Couples like Julie and her husband are motivated by desperation, resourcefulness and state law. New York does not permit any payment, except to a licensed agency, for finding or placing a child, and New Jersey forbids private intermediaries altogether.

Private adoption is illegal in a handful of states. The National Committee for Adoption urges stricter regulation, and some organizations, including the Child Welfare League of America, would prohibit independent adoptions altogether.

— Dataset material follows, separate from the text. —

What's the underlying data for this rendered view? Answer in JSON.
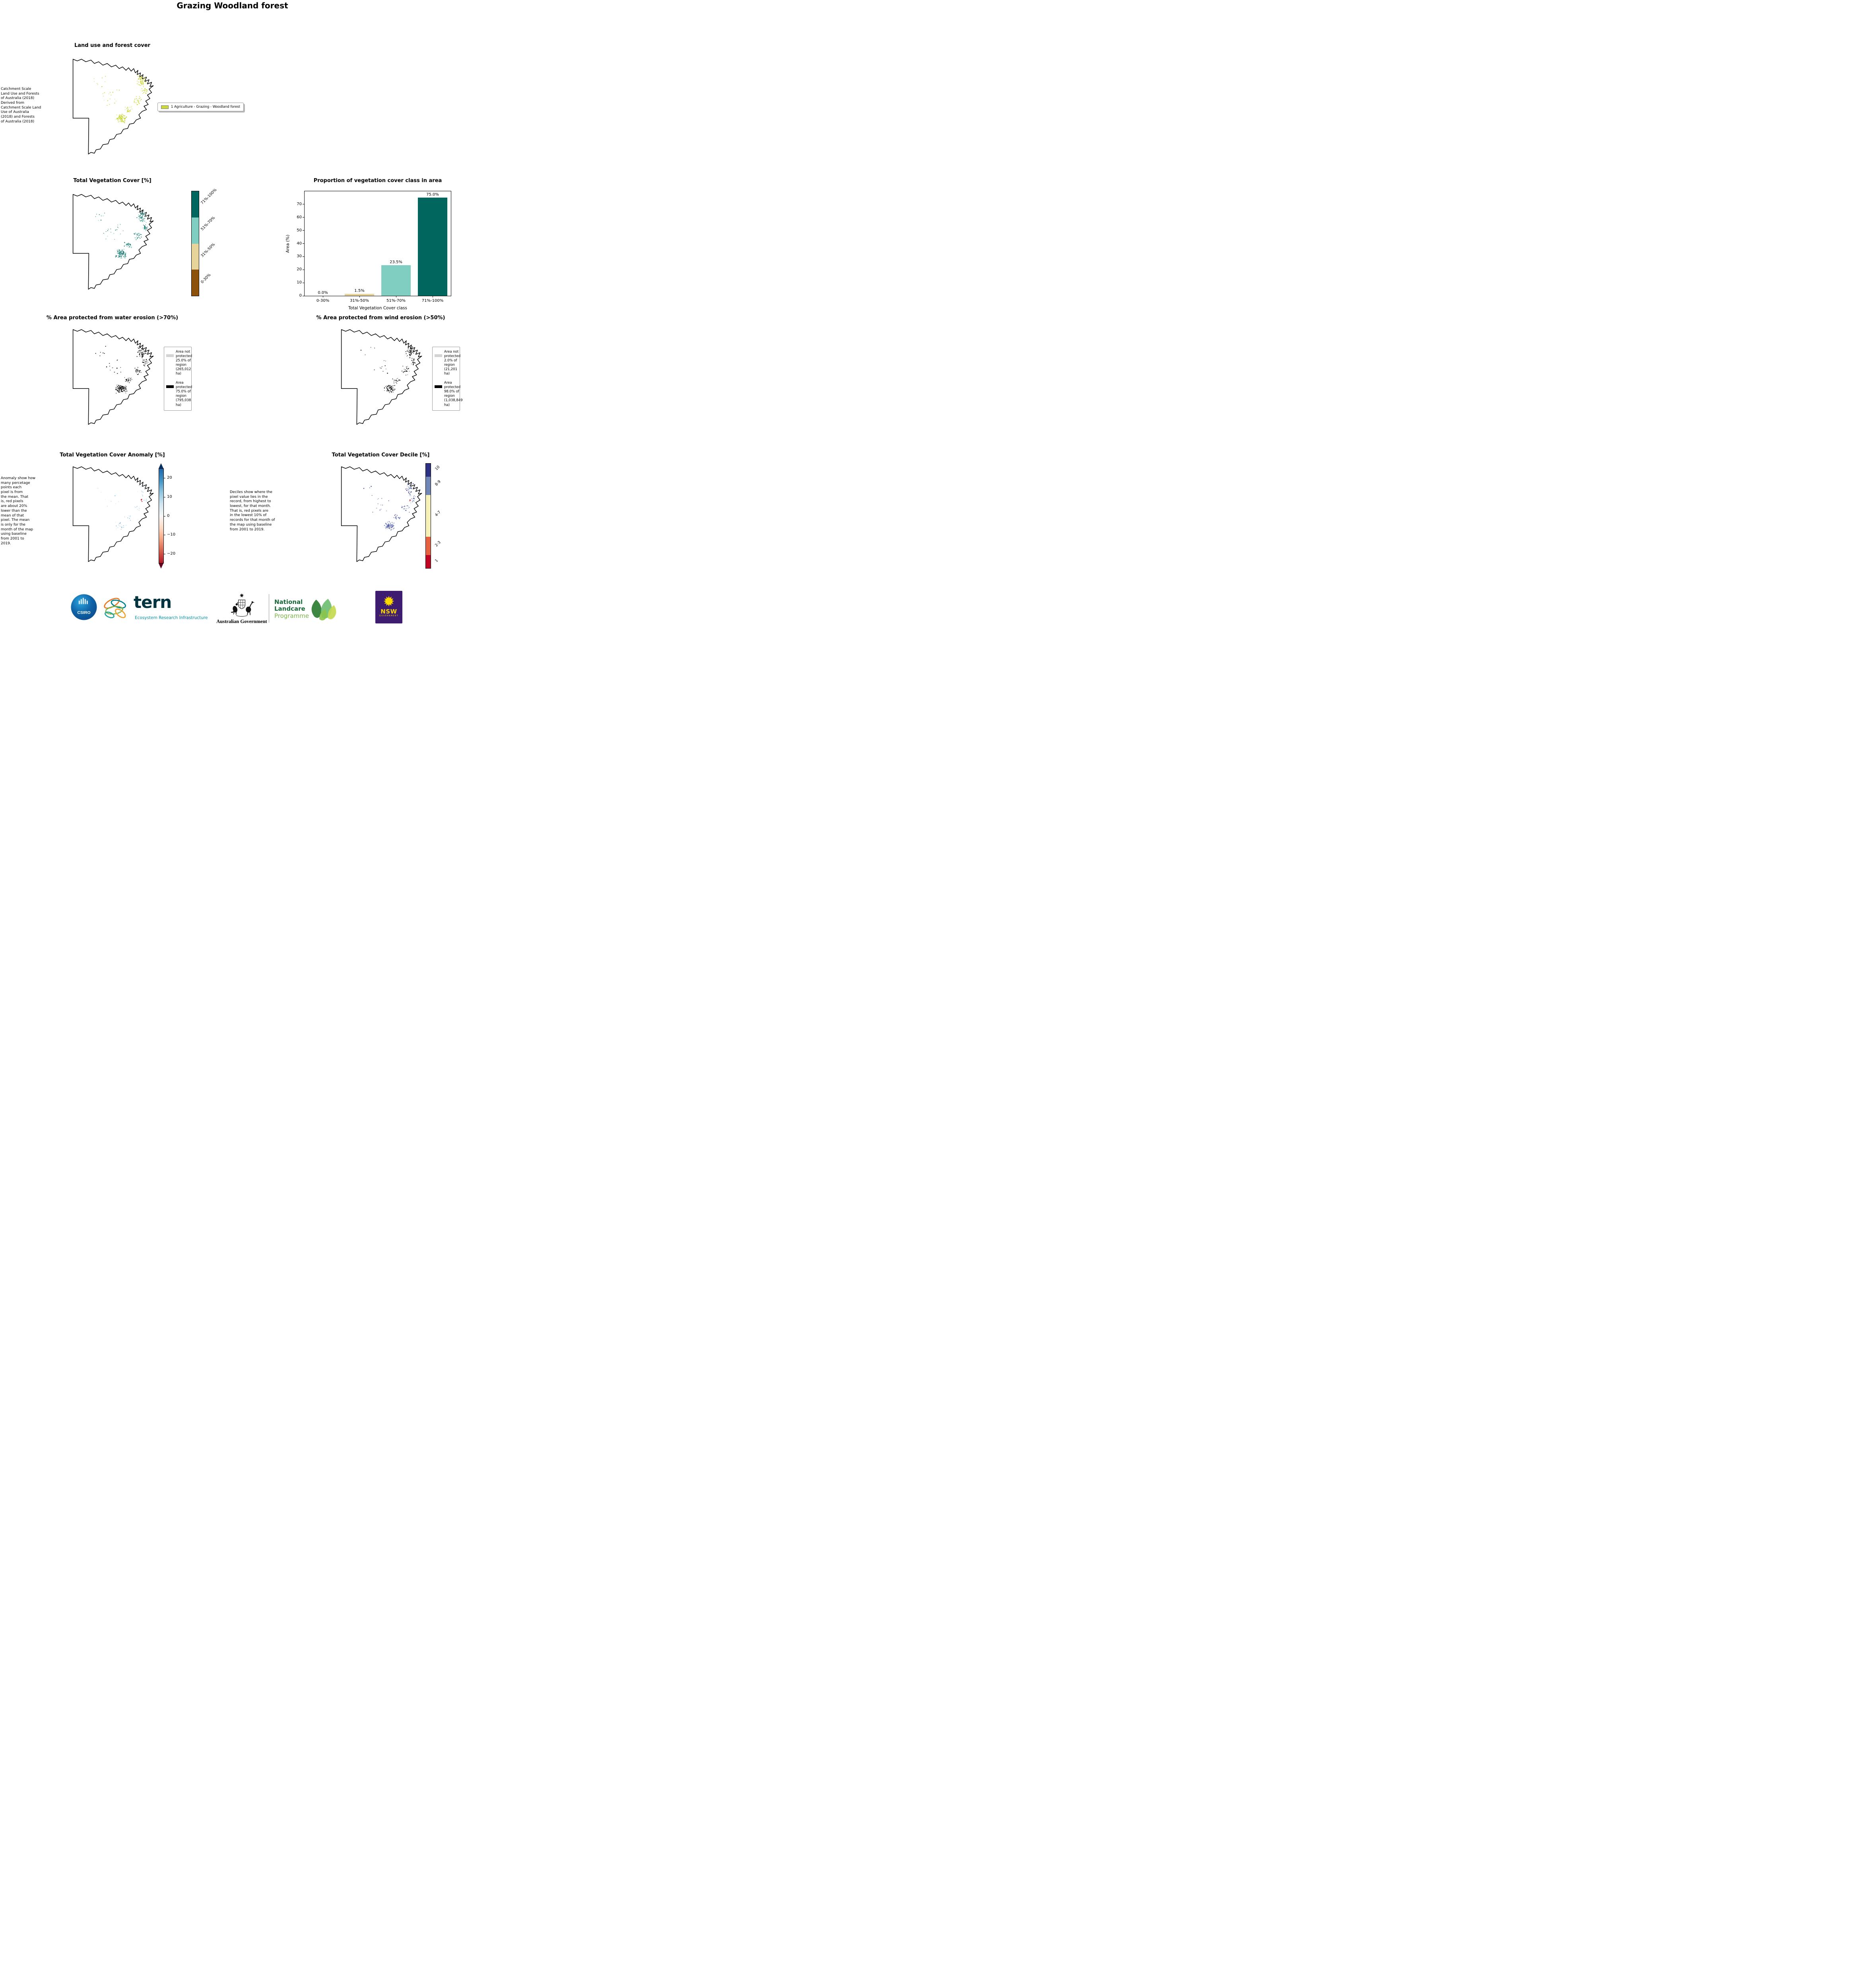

The New York Legislature tightened the state's adoption law earlier this year, after a grand-jury report in the case of Lisa Steinberg, the 6-year-old child beaten to death by Joel Steinberg, the lawyer who illegally kept the girl after he promised her birth mother to arrange for an adoption. The grand jury found ''serious problems in the manner in which provate-placement adoptions are regulated-or not regulated-in New York State.''

On Nov. 1, the state will begin requiring a home study before anyone takes custody of an infant, which was previously required only for infants born out of state. The new law also forbids a lawyer to represent both the birth mother and the adoptive parents.

Most parents and adoption lawyers have no quarrel with these restrictions but vehemently oppose proposals that would bring agency intervention. Even agency advocates acknowledge that many couples who would make excellent parents are turned down by agencies because of their age, religion or prior divorces. 'Playing God'

Tom J., a New York City schoolteacher who adopted a son privately several months ago, said he and his wife were both 39 when they approached two agencies. ''We found it to be - annoying would be the best way to put it,'' he said. ''They said if you were a certain age they wouldn't take you. To me that's playing God.''

''If you ever asked the general population to take tests for parenthood, there'd be riots,'' he added.

The couple started their own search after their lawyer, Michael S. Goldstein, provided a list of newspapers around the nation that accept adoption advertising. Mr. Goldstein also advises clients on how to ask and answer questions in conversations with the pregnant young women who answer the ads.

Mr. Goldstein said that ''of the couples who don't have a line on a kid already, just about everybody places some kind of advertisement.'' Are the couples reluctant? ''Sure they are,'' he said. But that is how at least two-thirds of his clients find babies, usually within a year.

Adoption advertising is illegal in 19 states, and most large newspapers do not accept such advertisements. But through shoppers' weeklies, college newspapers and some national publications, from USA Today to Rolling Stone, a couple can blanket the nation.

''Eight or nine years ago it was a strange thing to do,'' said Blanche Gelber, a Manhattan adoption lawyer. ''Today it's commonplace.''

Some lawyers still find it strange. ''Why would a mother give up her baby to somebody who put an ad in a paper?'' said Nicholas Stevenson, a Chicago lawyer who handles 50 to 70 private adoptions a year. ''It always shocks me.''

But to those who say the advertisements are exploitative, Robin Fleischner, a Manhattan adoption lawyer, said: ''I find that a repulsive statement. It's not about money. With ads, the birth parents try to find a family that suits their needs and values.'' No to Baby-Selling

The one evil that everyone agrees on is baby-selling, although there is little agreement on exactly what that is. Many states permit adoptive parents to pay the birth mother's reasonable living expenses during her pregnancy. But these must be approved -after the fact - by the judge in charge of the adoption proceedings.

Although prosecutions are rare, lawyers concede that unreported cash does change hands. Many adoptive parents say they received requests for extra money for the birth mothers, and while reputable lawyers would not approve of this, some lawyers make the requests themselves.

A 1978 study of independent adoption by Professor Katz of the Boston College Law School found that 1 in 7 couples suspected that their adoptions had involved some illegal activity.

Dr. Pierce, the president of the National Committee for Adoption, said illegality was only one of many risks involved in private adoptions.